Choć wydane w 1989 roku „Live at CBGB” spotkało się z bardzo ciepłym przyjęciem, Miret nie miał okazji do zadowolenia w tamtym okresie. Tuż po premierze zestawu został aresztowany za posiadanie narkotyków i skazany na 18 miesięcy pozbawienia wolności. Kiedy frontman formacji rozpoczął odsiadkę, Stigma robił, co mógł, aby utrzymać Agnostic Front przy życiu (w międzyczasie powołał także do życia drugi hardcore’owy i równie wpływowy zespół Madball). Przy pomocy wokalisty Alana Petersa udał się z Agnostic Front w pierwszą europejską trasę koncertową. Roger także nie próżnował i w tym czasie tworzył teksty z myślą o kolejnej płycie zespołu, która ukazała się w 1992 roku pod tytułem „One Voice”. Po jej wydaniu członkowie Agnostic Front podjęli decyzję o zakończeniu działalności zespołu. Ostatni koncert, który odbył się w grudniu tego samego roku w CBGB, został zarejestrowany i posłużył za materiał na kolejne koncertowe wydawnictwo grupy, „Last Warning”.

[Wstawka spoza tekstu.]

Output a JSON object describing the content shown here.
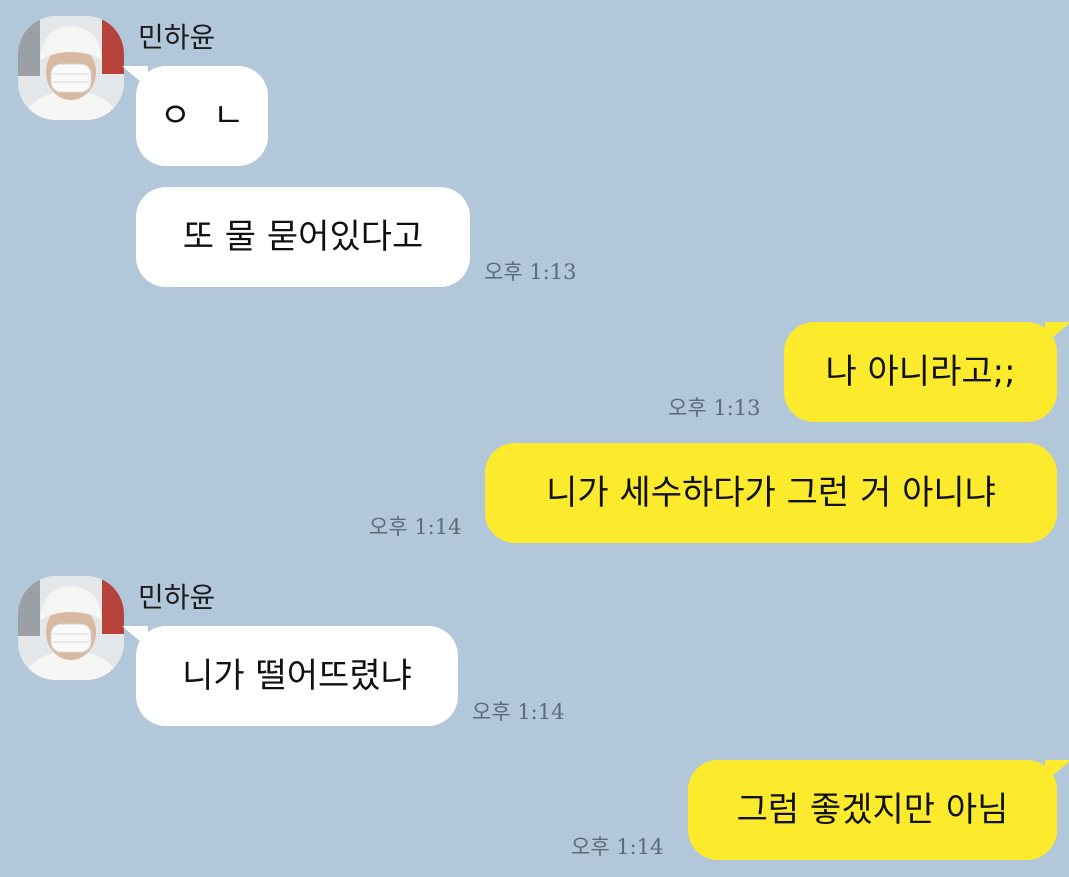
{
  "chat": {
    "colors": {
      "background": "#b2c7da",
      "incoming_bubble": "#ffffff",
      "outgoing_bubble": "#fbeb2c",
      "timestamp": "#5d6b78"
    },
    "messages": [
      {
        "sender": "민하윤",
        "direction": "incoming",
        "text": "ㅇㄴ",
        "time": ""
      },
      {
        "sender": "민하윤",
        "direction": "incoming",
        "text": "또 물 묻어있다고",
        "time": "오후 1:13"
      },
      {
        "sender": "me",
        "direction": "outgoing",
        "text": "나 아니라고;;",
        "time": "오후 1:13"
      },
      {
        "sender": "me",
        "direction": "outgoing",
        "text": "니가 세수하다가 그런 거 아니냐",
        "time": "오후 1:14"
      },
      {
        "sender": "민하윤",
        "direction": "incoming",
        "text": "니가 떨어뜨렸냐",
        "time": "오후 1:14"
      },
      {
        "sender": "me",
        "direction": "outgoing",
        "text": "그럼 좋겠지만 아님",
        "time": "오후 1:14"
      }
    ],
    "groups": [
      {
        "sender_name": "민하윤",
        "avatar_icon": "profile-photo-avatar-icon"
      },
      {
        "sender_name": "민하윤",
        "avatar_icon": "profile-photo-avatar-icon"
      }
    ]
  }
}
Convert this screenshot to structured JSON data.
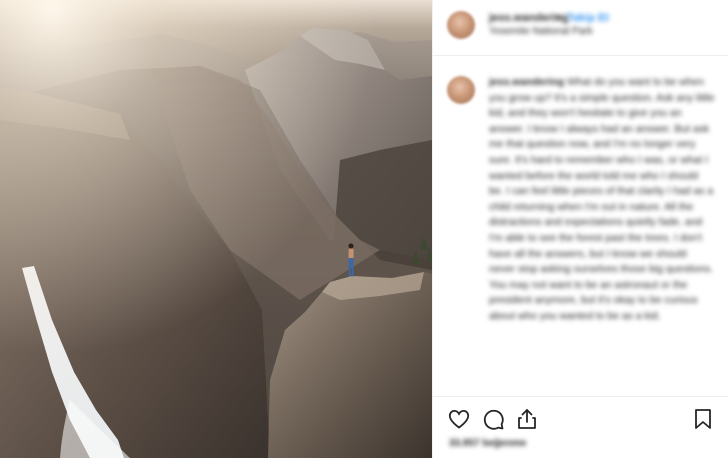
{
  "post": {
    "username": "jess.wandering",
    "separator": "•",
    "follow_label": "Takip Et",
    "location": "Yosemite National Park",
    "caption": "What do you want to be when you grow up? It's a simple question. Ask any little kid, and they won't hesitate to give you an answer. I know I always had an answer. But ask me that question now, and I'm no longer very sure. It's hard to remember who I was, or what I wanted before the world told me who I should be. I can feel little pieces of that clarity I had as a child returning when I'm out in nature. All the distractions and expectations quietly fade, and I'm able to see the forest past the trees. I don't have all the answers, but I know we should never stop asking ourselves those big questions. You may not want to be an astronaut or the president anymore, but it's okay to be curious about who you wanted to be as a kid.",
    "likes": "33.857 beğenme"
  },
  "icons": {
    "like": "heart-icon",
    "comment": "comment-icon",
    "share": "share-icon",
    "save": "bookmark-icon"
  },
  "colors": {
    "follow": "#3897f0",
    "text": "#262626",
    "divider": "#efefef"
  }
}
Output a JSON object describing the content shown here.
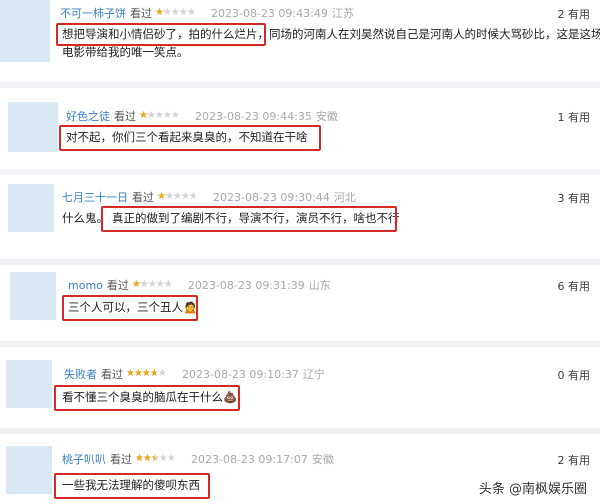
{
  "comments": [
    {
      "user": "不可一柿子饼",
      "seen": "看过",
      "rating": 1,
      "time": "2023-08-23 09:43:49",
      "location": "江苏",
      "useful": "2 有用",
      "text_highlight": "想把导演和小情侣砂了，拍的什么烂片，",
      "text_rest": "同场的河南人在刘昊然说自己是河南人的时候大骂砂比，这是这场",
      "text_line2": "电影带给我的唯一笑点。"
    },
    {
      "user": "好色之徒",
      "seen": "看过",
      "rating": 1,
      "time": "2023-08-23 09:44:35",
      "location": "安徽",
      "useful": "1 有用",
      "text_highlight": "对不起，你们三个看起来臭臭的，不知道在干啥"
    },
    {
      "user": "七月三十一日",
      "seen": "看过",
      "rating": 1,
      "time": "2023-08-23 09:30:44",
      "location": "河北",
      "useful": "3 有用",
      "text_prefix": "什么鬼。",
      "text_highlight": "真正的做到了编剧不行，导演不行，演员不行，啥也不行"
    },
    {
      "user": "momo",
      "seen": "看过",
      "rating": 1,
      "time": "2023-08-23 09:31:39",
      "location": "山东",
      "useful": "6 有用",
      "text_highlight": "三个人可以，三个丑人🙍"
    },
    {
      "user": "失败者",
      "seen": "看过",
      "rating": 3,
      "time": "2023-08-23 09:10:37",
      "location": "辽宁",
      "useful": "0 有用",
      "text_highlight": "看不懂三个臭臭的脑瓜在干什么💩"
    },
    {
      "user": "桃子叭叭",
      "seen": "看过",
      "rating": 2,
      "time": "2023-08-23 09:17:07",
      "location": "安徽",
      "useful": "2 有用",
      "text_highlight": "一些我无法理解的傻呗东西"
    }
  ],
  "watermark": "头条 @南枫娱乐圈",
  "colors": {
    "highlight_box": "#d32b23",
    "username": "#3a7fc3",
    "star": "#f0a515",
    "avatar": "#d8e9f3"
  }
}
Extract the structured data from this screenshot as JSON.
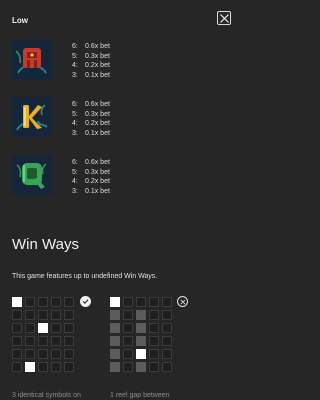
{
  "header": {
    "section_title": "Low",
    "close_icon": "close-icon"
  },
  "symbols": [
    {
      "name": "A",
      "color": "#d8432f",
      "pays": [
        {
          "count": "6:",
          "value": "0.6x bet"
        },
        {
          "count": "5:",
          "value": "0.3x bet"
        },
        {
          "count": "4:",
          "value": "0.2x bet"
        },
        {
          "count": "3:",
          "value": "0.1x bet"
        }
      ]
    },
    {
      "name": "K",
      "color": "#e8b52a",
      "pays": [
        {
          "count": "6:",
          "value": "0.6x bet"
        },
        {
          "count": "5:",
          "value": "0.3x bet"
        },
        {
          "count": "4:",
          "value": "0.2x bet"
        },
        {
          "count": "3:",
          "value": "0.1x bet"
        }
      ]
    },
    {
      "name": "Q",
      "color": "#3cab57",
      "pays": [
        {
          "count": "6:",
          "value": "0.6x bet"
        },
        {
          "count": "5:",
          "value": "0.3x bet"
        },
        {
          "count": "4:",
          "value": "0.2x bet"
        },
        {
          "count": "3:",
          "value": "0.1x bet"
        }
      ]
    }
  ],
  "win_ways": {
    "title": "Win Ways",
    "description": "This game features up to undefined Win Ways.",
    "examples": [
      {
        "caption": "3 identical symbols on",
        "status_icon": "check-circle-icon",
        "valid": true,
        "grid": [
          [
            1,
            0,
            0,
            0,
            0
          ],
          [
            0,
            0,
            0,
            0,
            0
          ],
          [
            0,
            0,
            1,
            0,
            0
          ],
          [
            0,
            0,
            0,
            0,
            0
          ],
          [
            0,
            0,
            0,
            0,
            0
          ],
          [
            0,
            1,
            0,
            0,
            0
          ]
        ]
      },
      {
        "caption": "1 reel gap between",
        "status_icon": "cross-circle-icon",
        "valid": false,
        "grid": [
          [
            1,
            0,
            0,
            0,
            0
          ],
          [
            2,
            0,
            2,
            0,
            0
          ],
          [
            2,
            0,
            2,
            0,
            0
          ],
          [
            2,
            0,
            2,
            0,
            0
          ],
          [
            2,
            0,
            1,
            0,
            0
          ],
          [
            2,
            0,
            2,
            0,
            0
          ]
        ]
      }
    ]
  }
}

Po rozwiązaniu formacji, Stigma kontynuował przygodę z muzyką grając w Madball, niemniej w 1998 roku ponownie połączył siły z Miretem pod starym szyldem. Pierwotnie panowie zakładali jedynie nagranie singla, ostatecznie skończyło się na pełnym albumie, który powędrował na sklepowe półki w tym samym roku pod tytułem „Something’s Gotta Give”. Od tamtej pory zespół cyklicznie przypomina o swoim istnieniu – w latach 1999-2011 ukazało się pięć kolejnych albumów Agnostic Front – „Riot, Riot, Upstart”, „Dead Yuppies”, „Another Voice”, „Warriors” oraz „My Life My Way”. Wydaniu każdego z krążka towarzyszyły potężne światowe trasy koncertowe, które swym zasięgiem wielokrotnie obejmowały także Polskę. Choć jak widać, członkowie grupy nie mogli narzekać na brak wolnego czasu, w międzyczasie angażowali się także w inne projekty. Dowodzony przez Stigmę Madball pod względem aktywności nie odbiegał od macierzystej formacji – do 2010 roku grupa zrealizowała osiem albumów studyjnych. Miret z kolei w 1999 roku założył własną streetpunkową kapelę o nazwie Roger Miret and The Disasters.